Often these patients are in shock and need fluid resuscitation. Because pulmonary edema can be seen with heat stroke, patients may need oxygen support as well. Once you stabilize the patient, blood work and other supportive measures can be performed. Symptomatic and supportive care may include gastroprotection, antibiotics, mannitol, and dextrose.
When taking a history from the owners, ask about any situations mentioned above where the patient could have been at risk for heatstroke. Because prolonged seizures can also lead to hyperthermia, it is important to ask if the patient’s signs started with seizing.

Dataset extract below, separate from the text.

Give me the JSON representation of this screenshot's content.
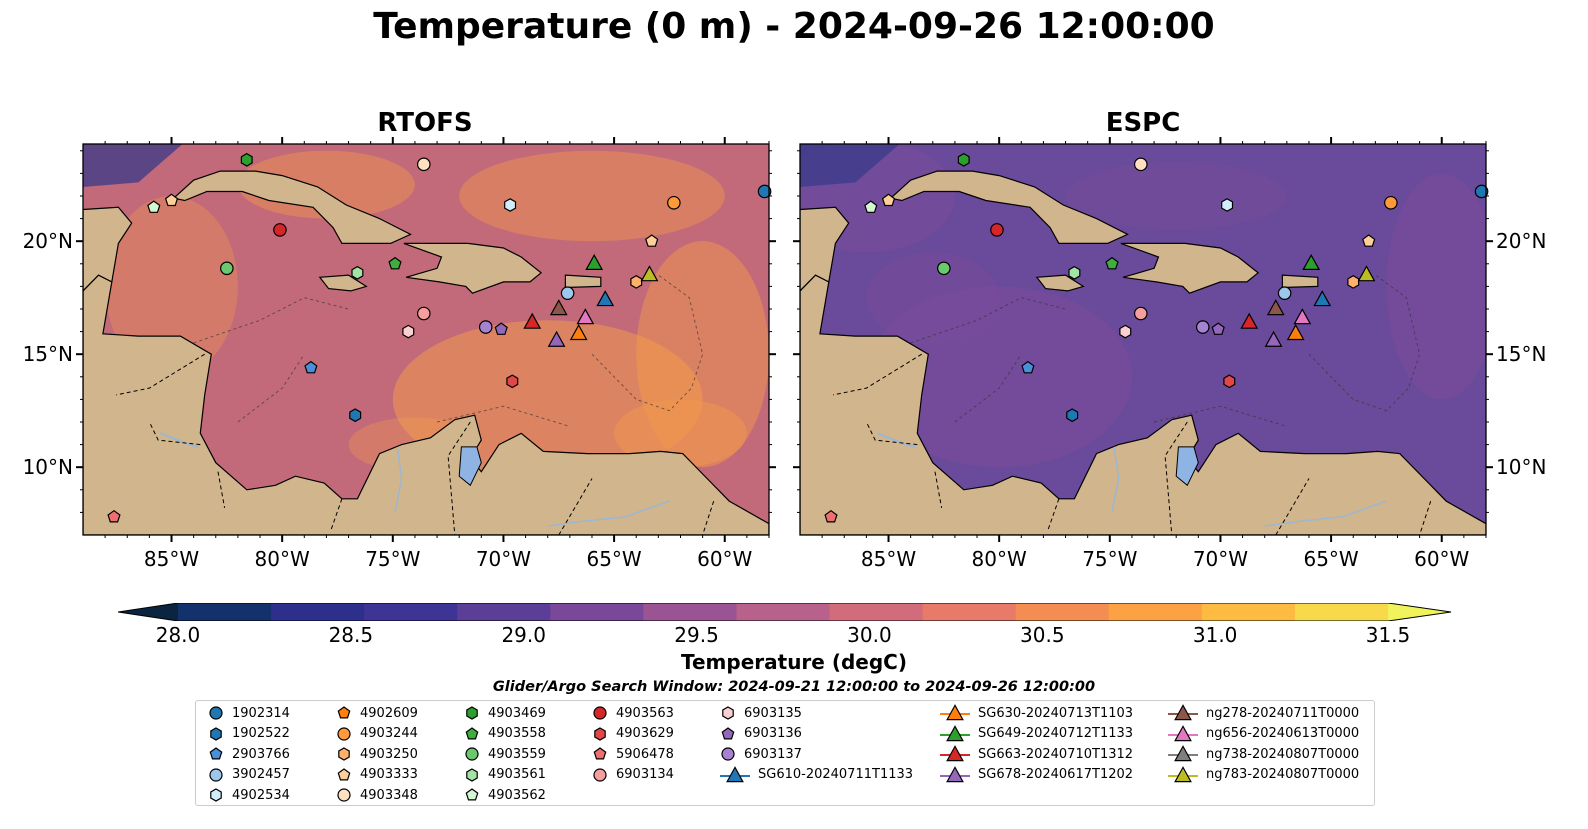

There are a few products that can lead to hyperthermia as a result of a toxicity so asking about any possible exposures can be helpful as well. Products that can lead to severe hyperthermia include hops (humulus lupulus), 5-htp, marijuana, methylxanthines, such as caffeine and chocolate, and any product that can cause serotonin syndrome.
The prognosis for patients with heatstroke tends to be guarded. If the patient presents hypoglycemic, has prolonged clotting times, develops renal failure, or develops DIC, then the prognosis is poor.